听到阮如溪说这样的话,好奇心的驱使,我不由分说地上去,从阮如溪的身后,透过阮如溪身体露出的缝隙,朝着她手电光照射的方向看过去。
出现在的眼前的景象不由得令我也大吃一惊。
我们先前看到的那个深不见底的深潭不见了,出现在我眼前的还是那间透着某种神秘气息的密室。
我使劲甩了两下脑袋,以为是产生的幻觉,等到定睛再看,确实是那间密室。我们原先看到的情形好像根本就没有发生过。
这简直是太不可思议了。
“难怪刚才会听到轰隆隆的声音,原来是密室又升上来了。”阮如溪说。
可是我马上说道:“不对,如果密室是从下面升上来的话,密室里是应该有被水浸透过的痕迹的,可是,你看,密室根本就没有被水浸透过的痕迹,干的。”
我话立马提醒了阮如溪,她回过头,用异样的眼神盯了我一眼,然后说:“你说得对,密室应该不是从下面的水潭里升起来的,而是……”

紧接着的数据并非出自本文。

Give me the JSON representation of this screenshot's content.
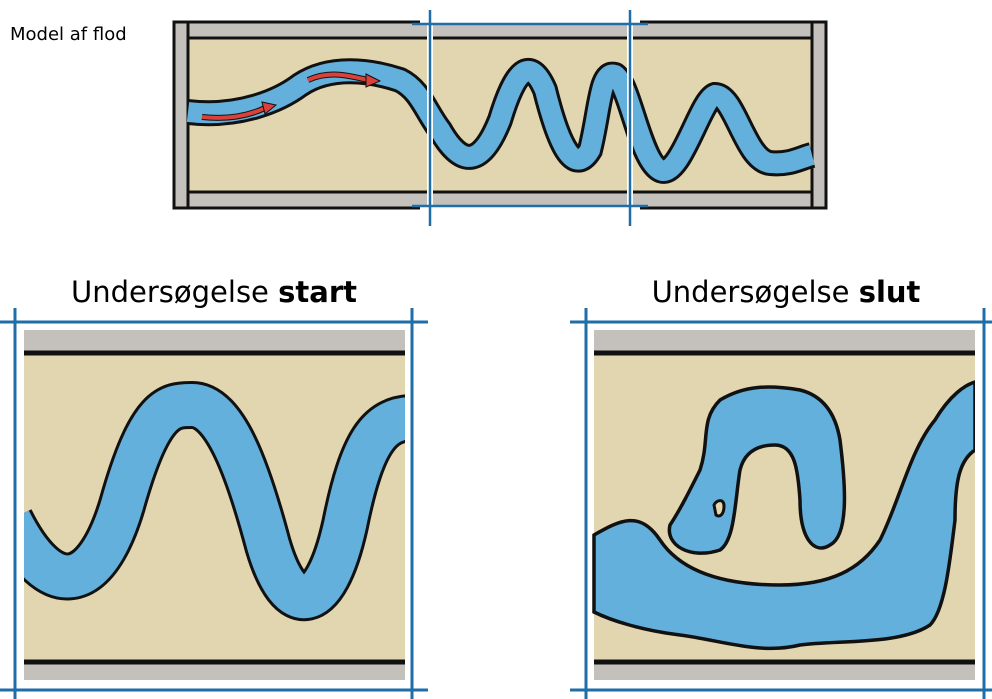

“从上面降下来的。”我和阮如溪几乎是异口同声地说道。
这么精巧的设计,简直是太不可思议了!
后边的鲍彘瑜这时也强塞般地挤上来,看着出现在眼前的密室,朝我和阮如溪问道:“你们确定你们两个真的看到密室消失过?”
阮如溪说:“千真万确消失过,要不然我和夏志杰怎么会变成落汤鸡?”
听了阮如溪的话,鲍彘瑜边自顾自地点头边喃喃自语地说道:“回龙镇啊回龙镇,即使你伪装得再巧妙,最终还是被露出破绽来了。”
阮如溪这时朝鲍彘瑜说道:“用不用再下到密室里去看看?”
一听阮如溪说这样的话,我首先就紧张起来,说道:“还下去干嘛?要是又消失了怎么办?我们会被困死在这间密室里的。”
幸好鲍彘瑜也说道:“夏志杰说得还是有些道理的,既然知道了这间密室里存在着可以让其随时消失的机关消息,我们这么下去确实是显得草率了一点。我的建议还是先撤出去再说。”
鲍彘瑜的决定让我悬着的一颗心顿时落到了实处,首先说道:“要撤就赶紧撤吧。既然知道这个秘密了,想要解开这个秘密,还不是迟早的事情,对不对?”
鲍彘瑜却捶打了我的后背一下,说道:“对你个头!老子就没见过这么怂的人,随时随地想到逃跑!说到撤,比谁都积极!”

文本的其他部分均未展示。